Pois bem, num só dia desse bendito ano de 2012 - embora um ano malfadado para os guardas da GNR -, a advogada Rangel passou de advogada a juíza sem ter de frequentar o CEJ ou qualquer formação que fosse, e sem ter de passar qualquer exame ou concurso. Aquilo que a qualquer pessoa demoraria anos a conseguir e muitos exames a passar até se tornar juiz, a advogada Rangel conseguiu num só dia do ano de 2012.

Não apenas isso, porque o milagre não termina aqui. É que ela podia ter passado instantaneamente de advogada a juíza recebendo a categoria mais baixa da judicatura  - a de "juíza de direito" - e tendo depois de tarimbar e passar nos exames e concursos, como fazem os verdadeiros juízes, até atingirem o topo da carreira na categoria de "juízes conselheiros".

Mas não. A advogada Rangel não só passou em apenas um dia de advogada a juíza como foi ocupar imediatamente a categoria mais alta da judicatura. É que a juíza Rangel - que nunca frequentou o CEJ, que nunca passou um exame ou concurso para juiz, que nunca teve necessidade de se candidatar para ser promovida na carreira, que não tinha sequer um dia de experiência como juiz -  não é uma juíza qualquer. A juíza Rangel é "juíza conselheira", chegou ao topo do edifício sem nunca ter subido a escada.

Foi o milagre do elevador.

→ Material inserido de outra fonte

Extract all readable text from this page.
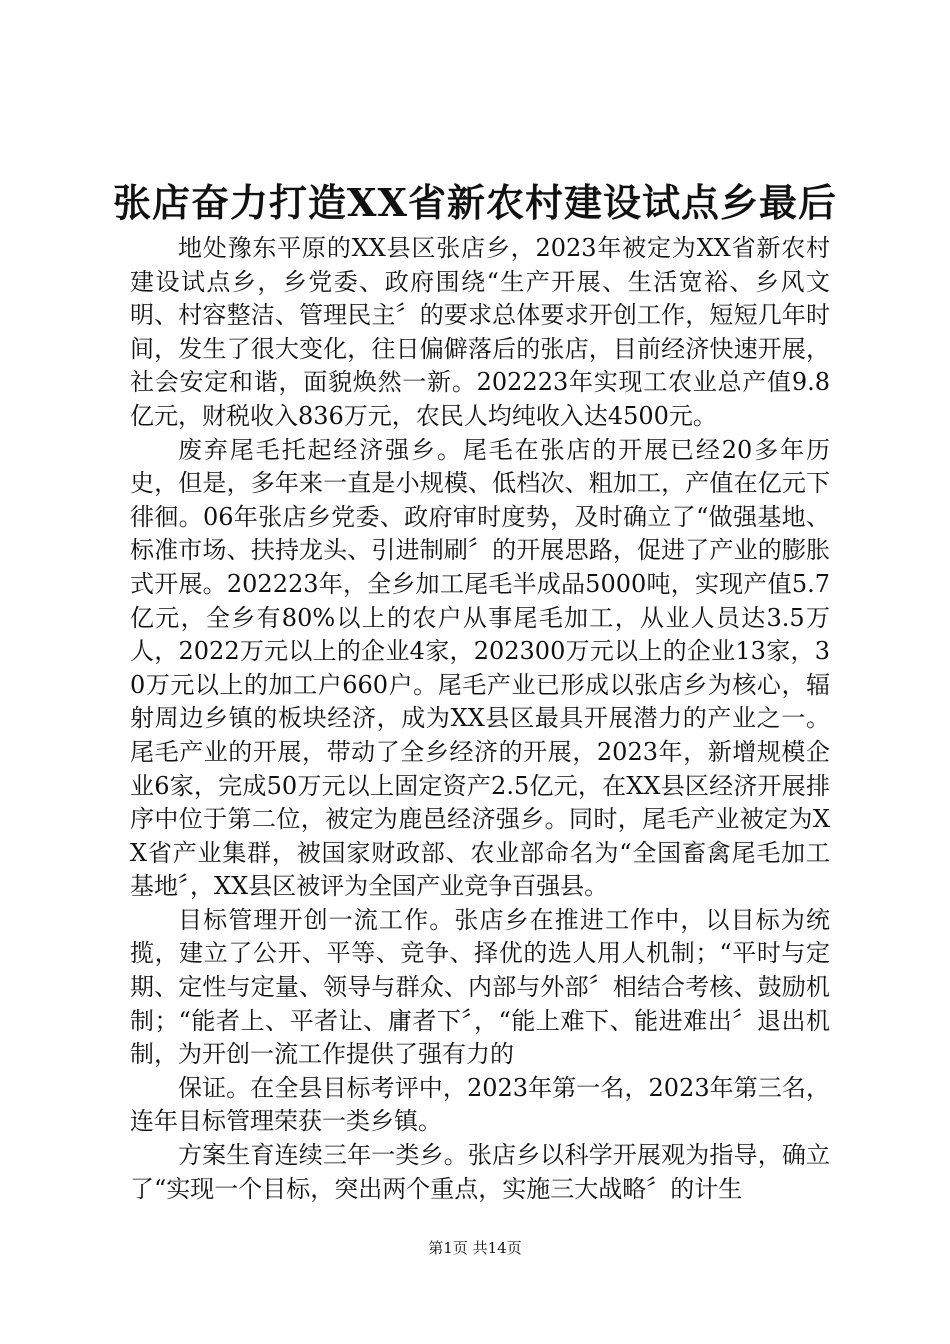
张店奋力打造XX省新农村建设试点乡最后

地处豫东平原的XX县区张店乡，2023年被定为XX省新农村建设试点乡，乡党委、政府围绕“生产开展、生活宽裕、乡风文明、村容整洁、管理民主〞的要求总体要求开创工作，短短几年时间，发生了很大变化，往日偏僻落后的张店，目前经济快速开展，社会安定和谐，面貌焕然一新。202223年实现工农业总产值9.8亿元，财税收入836万元，农民人均纯收入达4500元。

废弃尾毛托起经济强乡。尾毛在张店的开展已经20多年历史，但是，多年来一直是小规模、低档次、粗加工，产值在亿元下徘徊。06年张店乡党委、政府审时度势，及时确立了“做强基地、标准市场、扶持龙头、引进制刷〞的开展思路，促进了产业的膨胀式开展。202223年，全乡加工尾毛半成品5000吨，实现产值5.7亿元，全乡有80%以上的农户从事尾毛加工，从业人员达3.5万人，2022万元以上的企业4家，202300万元以上的企业13家，30万元以上的加工户660户。尾毛产业已形成以张店乡为核心，辐射周边乡镇的板块经济，成为XX县区最具开展潜力的产业之一。尾毛产业的开展，带动了全乡经济的开展，2023年，新增规模企业6家，完成50万元以上固定资产2.5亿元，在XX县区经济开展排序中位于第二位，被定为鹿邑经济强乡。同时，尾毛产业被定为XX省产业集群，被国家财政部、农业部命名为“全国畜禽尾毛加工基地〞，XX县区被评为全国产业竞争百强县。

目标管理开创一流工作。张店乡在推进工作中，以目标为统揽，建立了公开、平等、竞争、择优的选人用人机制；“平时与定期、定性与定量、领导与群众、内部与外部〞相结合考核、鼓励机制；“能者上、平者让、庸者下〞，“能上难下、能进难出〞退出机制，为开创一流工作提供了强有力的

保证。在全县目标考评中，2023年第一名，2023年第三名，连年目标管理荣获一类乡镇。

方案生育连续三年一类乡。张店乡以科学开展观为指导，确立了“实现一个目标，突出两个重点，实施三大战略〞的计生

第1页 共14页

A juíza Rangel tem razões para celebrar o ano de 2012. Como os guardas da GNR têm razões para o chorar. Que Deus abençoe a juíza Rangel e que ela possa um dia retribuir condignamente a quem lhe fez tamanho milagre.  

Quem terá sido? Que milagreiro existirá por aí que transforma uma simples advogada numa juíza conselheira num abrir e fechar de olhos?